I spent a day with Maurice, Sue, Charlotte and her boyfriend Matt who offered to take me sofa shopping.  I'd done a bit of window shopping on my own and with Karys but wanted to hit the big stores.  I was stuck on getting a big round cuddle chair - the one I really liked swivelled.  Despite it sounding like the most boring day ever, nobody seemed bored at all, especially when Sue reclined a chair and her shoe flew across the room.  I ended up ordering two cuddle sofas which will seat two people or one ME and a standard chair because I liked the fabric, different patterned cushions and the colours, plus everyone said they were comfortable.

The kids have been over weekly which always makes me feel better and it's usually at the weekend so it gives me something to expect and look forward to.  They've both done really well in their exam results and Phoenix has started at the college in the town near me and it's nice to know he's nearby somehow.  They were both here this weekend to stay so the house felt full again and as much as I joke about their stuff taking up all the room and them eating all the food I can't think of a better way to spend a weekend than with the two people who mean the most to me.

I was supposed to have surgery this week - tomorrow in fact.  However despite this being booked in three weeks ago, I hadn't had it confirmed so called on Tuesday and was told on Wednesday it wasn't happening as one surgeon couldn't make it from Nottingham.  Yes it's so complex and unusual it's taking two surgeons.

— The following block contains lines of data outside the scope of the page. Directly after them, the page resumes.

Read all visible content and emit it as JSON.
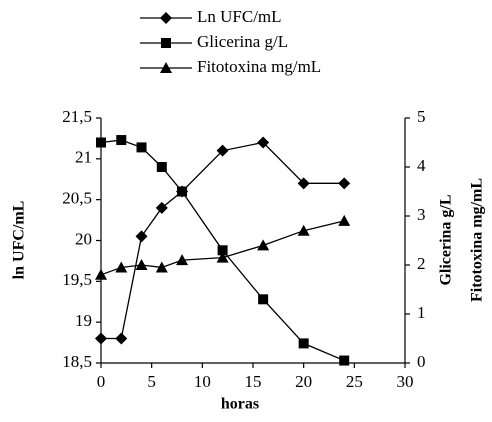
{
  "chart_data": {
    "type": "line",
    "x": [
      0,
      2,
      4,
      6,
      8,
      12,
      16,
      20,
      24
    ],
    "series": [
      {
        "name": "Ln UFC/mL",
        "color": "#000000",
        "marker": "diamond",
        "values": [
          18.8,
          18.8,
          20.05,
          20.4,
          20.6,
          21.1,
          21.2,
          20.7,
          20.7
        ]
      },
      {
        "name": "Glicerina g/L",
        "color": "#000000",
        "marker": "square",
        "axis": "y2",
        "values": [
          4.5,
          4.55,
          4.4,
          4.0,
          3.5,
          2.3,
          1.3,
          0.4,
          0.05
        ]
      },
      {
        "name": "Fitotoxina mg/mL",
        "color": "#000000",
        "marker": "triangle",
        "axis": "y2",
        "values": [
          1.8,
          1.95,
          2.0,
          1.95,
          2.1,
          2.15,
          2.4,
          2.7,
          2.9
        ]
      }
    ],
    "xlabel": "horas",
    "ylabel": "ln UFC/mL",
    "y2labels": [
      "Glicerina g/L",
      "Fitotoxina mg/mL"
    ],
    "xlim": [
      0,
      30
    ],
    "xticks": [
      0,
      5,
      10,
      15,
      20,
      25,
      30
    ],
    "ylim": [
      18.5,
      21.5
    ],
    "yticks": [
      {
        "value": 18.5,
        "label": "18,5"
      },
      19,
      {
        "value": 19.5,
        "label": "19,5"
      },
      20,
      {
        "value": 20.5,
        "label": "20,5"
      },
      21,
      {
        "value": 21.5,
        "label": "21,5"
      }
    ],
    "y2lim": [
      0,
      5
    ],
    "y2ticks": [
      0,
      1,
      2,
      3,
      4,
      5
    ],
    "legend": "top"
  }
}
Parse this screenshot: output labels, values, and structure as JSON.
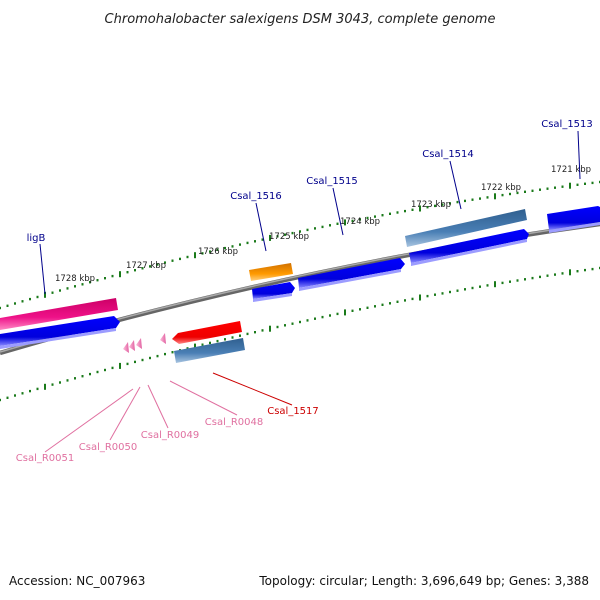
{
  "title": "Chromohalobacter salexigens DSM 3043, complete genome",
  "colors": {
    "backbone": "#808080",
    "tick": "#1a7a1a",
    "cds": "#0000ee",
    "cds_alt": "#4a7fb5",
    "cds_orange": "#ff9a00",
    "cds_red": "#ee0000",
    "cds_magenta": "#ee1188",
    "rna_pink": "#ee88bb",
    "label_blue": "#00008b",
    "label_red": "#cc0000",
    "label_pink": "#e070a0"
  },
  "kbp_labels": [
    "1721 kbp",
    "1722 kbp",
    "1723 kbp",
    "1724 kbp",
    "1725 kbp",
    "1726 kbp",
    "1727 kbp",
    "1728 kbp"
  ],
  "gene_labels": {
    "csal_1513": "Csal_1513",
    "csal_1514": "Csal_1514",
    "csal_1515": "Csal_1515",
    "csal_1516": "Csal_1516",
    "ligb": "ligB",
    "csal_1517": "Csal_1517",
    "csal_r0048": "Csal_R0048",
    "csal_r0049": "Csal_R0049",
    "csal_r0050": "Csal_R0050",
    "csal_r0051": "Csal_R0051"
  },
  "footer": {
    "accession": "Accession: NC_007963",
    "topology": "Topology: circular; Length: 3,696,649 bp; Genes: 3,388"
  }
}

My own surgeon called his new registrar in and told him to make sure he was in the theatre for my ops as "you'll never see this again".  See I'm special again.  So it MAY be happening in October but I'm not counting on it.  They seem unable to pick up the phone and talk to each to ask if they are both free on the same day and book a theatre.  Mean while they're playing with my life because I can't have surgery if I'm on chemo.  At some point I need to restart chemo or accelerate my impending death.

Friday I finally got to see the results of the scan I had on 1st August, 5 weeks ago.  As expected, growth in lung tumours and the larger liver tumour looks to be double in size.  As I look so much better - noted by the nurse who saw me pass out last time and my onco who repeatedly saw me looking shit after poison on the ward he suggested I might want to wait a while still and enjoy feeling well since the effects of chemo stop me having any kind of life at all.  I'll see him in a couple of months after which I'll hopefully have had surgery and we can see if I'm having any symptoms yet from the tumours and if I want to go back on treatment.  He suggested maybe I could try the first drug I had, Oxaliplatin (Poxy Oxy) but I insisted if I ever have it again it will have to be a very low dose.  It ruined the nerves in my limbs from elbows and knees down.  Made me unable to walk, need physiotherapy to walk properly again and meant I couldn't touch or drink anything that wasn't warmer than room temperature or it hurt.  Cold weather made my throat close up and my mouth muscles contract, lips go numb and even room temperature drinks felt like swallowing crushed glass.  Still my hair just got thin, it didn't fall out...........and I guess looking back I tolerated that drug better?  I don't know.  He's also sending a sample of my tumour off for K-ras testing.  If the gene shows no mutation I may be able to have Cetuxiab which is another drug to help kill off the cancer and makes any chemo work better.  Side effects - acne like rash, nausea, diarrhoea, flaky sore hands feet and other areas of skin.  Terrific.  Can't wait.  I told him I'll just try and do chemo in the winter, where I spend most my time in hospital using their heating not mine and summers at home.

I've tidied the conservatory, killed 7 giant spiders with a little help from the kids (I did 4), put up a new toilet roll holder, sealed around Karys' bedroom window to stop the wind howling in, sealed up the gap in the conservatory roof to hopefully prevent further leaks and may eventually get round to decorating in there one day!

Tomorrow I'm having my first new hair haircut.  more of a case of shaving a couple of mms off the ends but at least it should look like a style.